Gilbert even had the chance to pull on the Blue, Black and White of Bath again when the club faced a back-row injury crisis and he was called up for their second-string United team in September – and he remains convinced he could continue to play at the top if given the opportunity. With Hartpury recording bonus-point wins in each of their first ten matches, it doesn't look like it will be too long before he is back in the second tier, at least. The prospect of a local derby in 2017-18 with relegation-threatened Bristol is a particularly interesting one.

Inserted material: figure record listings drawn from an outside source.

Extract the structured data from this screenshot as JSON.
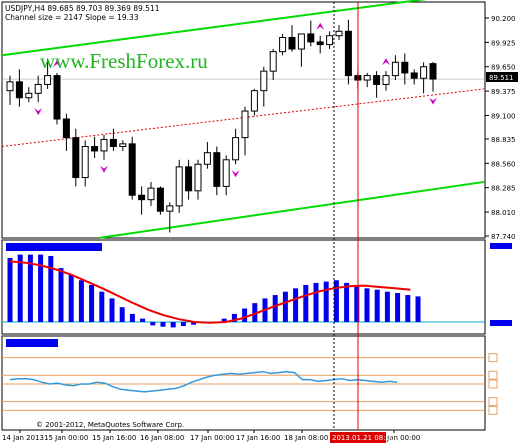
{
  "header": {
    "symbol_line": "USDJPY,H4  89.685 89.703 89.369 89.511",
    "channel_line": "Channel size = 2147 Slope = 19.33"
  },
  "watermark": "www.FreshForex.ru",
  "copyright": "© 2001-2012, MetaQuotes Software Corp.",
  "price_axis": {
    "ticks": [
      "90.200",
      "89.925",
      "89.650",
      "89.375",
      "89.100",
      "88.835",
      "88.560",
      "88.285",
      "88.010",
      "87.740"
    ],
    "current_price": "89.511"
  },
  "time_axis": {
    "labels": [
      "14 Jan 2013",
      "15 Jan 00:00",
      "15 Jan 16:00",
      "16 Jan 08:00",
      "17 Jan 00:00",
      "17 Jan 16:00",
      "18 Jan 08:00",
      "21 Jan 00:00"
    ],
    "highlight_label": "2013.01.21 08:00"
  },
  "colors": {
    "bull": "#ffffff",
    "bear": "#000000",
    "channel": "#00dd00",
    "midline": "#dd0000",
    "fractal": "#cc00cc",
    "histogram": "#0000ee",
    "signal": "#ee0000",
    "oscillator": "#3399dd",
    "levels": "#e8a060",
    "cursor": "#dd0000"
  },
  "chart_data": [
    {
      "type": "candlestick",
      "title": "USDJPY,H4",
      "ylim": [
        87.74,
        90.2
      ],
      "candles": [
        {
          "o": 89.38,
          "h": 89.55,
          "l": 89.22,
          "c": 89.48
        },
        {
          "o": 89.48,
          "h": 89.62,
          "l": 89.2,
          "c": 89.3
        },
        {
          "o": 89.3,
          "h": 89.42,
          "l": 89.25,
          "c": 89.35
        },
        {
          "o": 89.35,
          "h": 89.55,
          "l": 89.25,
          "c": 89.45
        },
        {
          "o": 89.45,
          "h": 89.74,
          "l": 89.4,
          "c": 89.55
        },
        {
          "o": 89.55,
          "h": 89.58,
          "l": 89.0,
          "c": 89.06
        },
        {
          "o": 89.06,
          "h": 89.12,
          "l": 88.7,
          "c": 88.85
        },
        {
          "o": 88.85,
          "h": 88.95,
          "l": 88.3,
          "c": 88.4
        },
        {
          "o": 88.4,
          "h": 88.82,
          "l": 88.3,
          "c": 88.75
        },
        {
          "o": 88.75,
          "h": 88.86,
          "l": 88.62,
          "c": 88.7
        },
        {
          "o": 88.7,
          "h": 88.88,
          "l": 88.6,
          "c": 88.83
        },
        {
          "o": 88.83,
          "h": 88.95,
          "l": 88.7,
          "c": 88.75
        },
        {
          "o": 88.75,
          "h": 88.82,
          "l": 88.7,
          "c": 88.78
        },
        {
          "o": 88.78,
          "h": 88.86,
          "l": 88.15,
          "c": 88.2
        },
        {
          "o": 88.2,
          "h": 88.3,
          "l": 87.98,
          "c": 88.15
        },
        {
          "o": 88.15,
          "h": 88.35,
          "l": 88.08,
          "c": 88.28
        },
        {
          "o": 88.28,
          "h": 88.3,
          "l": 87.98,
          "c": 88.02
        },
        {
          "o": 88.02,
          "h": 88.12,
          "l": 87.78,
          "c": 88.08
        },
        {
          "o": 88.08,
          "h": 88.6,
          "l": 88.0,
          "c": 88.52
        },
        {
          "o": 88.52,
          "h": 88.6,
          "l": 88.15,
          "c": 88.25
        },
        {
          "o": 88.25,
          "h": 88.6,
          "l": 88.15,
          "c": 88.55
        },
        {
          "o": 88.55,
          "h": 88.8,
          "l": 88.5,
          "c": 88.68
        },
        {
          "o": 88.68,
          "h": 88.75,
          "l": 88.2,
          "c": 88.3
        },
        {
          "o": 88.3,
          "h": 88.65,
          "l": 88.2,
          "c": 88.6
        },
        {
          "o": 88.6,
          "h": 88.95,
          "l": 88.55,
          "c": 88.85
        },
        {
          "o": 88.85,
          "h": 89.2,
          "l": 88.65,
          "c": 89.15
        },
        {
          "o": 89.15,
          "h": 89.4,
          "l": 89.1,
          "c": 89.38
        },
        {
          "o": 89.38,
          "h": 89.65,
          "l": 89.2,
          "c": 89.6
        },
        {
          "o": 89.6,
          "h": 89.85,
          "l": 89.5,
          "c": 89.82
        },
        {
          "o": 89.82,
          "h": 90.02,
          "l": 89.78,
          "c": 89.98
        },
        {
          "o": 89.98,
          "h": 90.12,
          "l": 89.82,
          "c": 89.85
        },
        {
          "o": 89.85,
          "h": 90.02,
          "l": 89.65,
          "c": 90.02
        },
        {
          "o": 90.02,
          "h": 90.17,
          "l": 89.88,
          "c": 89.93
        },
        {
          "o": 89.93,
          "h": 90.0,
          "l": 89.8,
          "c": 89.9
        },
        {
          "o": 89.9,
          "h": 90.05,
          "l": 89.85,
          "c": 90.0
        },
        {
          "o": 90.0,
          "h": 90.12,
          "l": 89.95,
          "c": 90.05
        },
        {
          "o": 90.05,
          "h": 90.18,
          "l": 89.45,
          "c": 89.55
        },
        {
          "o": 89.55,
          "h": 89.6,
          "l": 89.4,
          "c": 89.5
        },
        {
          "o": 89.5,
          "h": 89.58,
          "l": 89.42,
          "c": 89.55
        },
        {
          "o": 89.55,
          "h": 89.6,
          "l": 89.3,
          "c": 89.45
        },
        {
          "o": 89.45,
          "h": 89.6,
          "l": 89.38,
          "c": 89.55
        },
        {
          "o": 89.55,
          "h": 89.78,
          "l": 89.5,
          "c": 89.7
        },
        {
          "o": 89.7,
          "h": 89.8,
          "l": 89.45,
          "c": 89.58
        },
        {
          "o": 89.58,
          "h": 89.62,
          "l": 89.45,
          "c": 89.52
        },
        {
          "o": 89.52,
          "h": 89.7,
          "l": 89.35,
          "c": 89.65
        },
        {
          "o": 89.685,
          "h": 89.703,
          "l": 89.369,
          "c": 89.511
        }
      ],
      "upper_channel": [
        89.78,
        90.5
      ],
      "lower_channel": [
        87.72,
        88.35
      ],
      "midline": [
        88.75,
        89.4
      ],
      "fractals_up_at": [
        5,
        33,
        40,
        47
      ],
      "fractals_down_at": [
        3,
        10,
        24,
        45
      ]
    },
    {
      "type": "bar",
      "histogram": [
        0.95,
        1.0,
        1.0,
        1.0,
        0.98,
        0.8,
        0.7,
        0.62,
        0.55,
        0.45,
        0.35,
        0.22,
        0.12,
        0.05,
        -0.05,
        -0.07,
        -0.08,
        -0.06,
        -0.04,
        -0.02,
        0.0,
        0.05,
        0.12,
        0.2,
        0.28,
        0.35,
        0.4,
        0.45,
        0.5,
        0.55,
        0.58,
        0.6,
        0.62,
        0.58,
        0.55,
        0.5,
        0.48,
        0.45,
        0.43,
        0.4,
        0.38
      ],
      "signal": [
        0.9,
        0.88,
        0.84,
        0.78,
        0.7,
        0.6,
        0.5,
        0.39,
        0.28,
        0.18,
        0.1,
        0.04,
        0.0,
        -0.01,
        0.0,
        0.05,
        0.13,
        0.22,
        0.3,
        0.38,
        0.45,
        0.5,
        0.53,
        0.54,
        0.52,
        0.5,
        0.48
      ],
      "ylim": [
        -0.15,
        1.1
      ]
    },
    {
      "type": "line",
      "values": [
        55,
        56,
        56,
        55,
        52,
        50,
        51,
        49,
        48,
        50,
        50,
        52,
        51,
        47,
        44,
        43,
        42,
        41,
        42,
        43,
        44,
        45,
        48,
        52,
        55,
        58,
        60,
        61,
        62,
        61,
        62,
        63,
        64,
        62,
        63,
        64,
        63,
        55,
        55,
        53,
        54,
        55,
        56,
        54,
        55,
        54,
        53,
        52,
        53,
        52
      ],
      "levels": [
        80,
        60,
        50,
        30,
        20
      ],
      "ylim": [
        0,
        100
      ]
    }
  ]
}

“There are 50,000 people playing the sport and 500 professionals – 0.1 per cent,” he added. “There is always a tinge of regret but I'd have thought you were having a laugh if you'd told me ten years ago, when I was at university and hadn't played at a higher than Gloucester Premier, that I would end up playing in Heineken Cup. It's all about making the right decisions. If I'd left Hartpury and gone back home to Kent to play for Tunbridge Wells and got a job then I'd probably still be there now. I'd have been reasonably happy, playing every week, but I wanted to see where I could go.”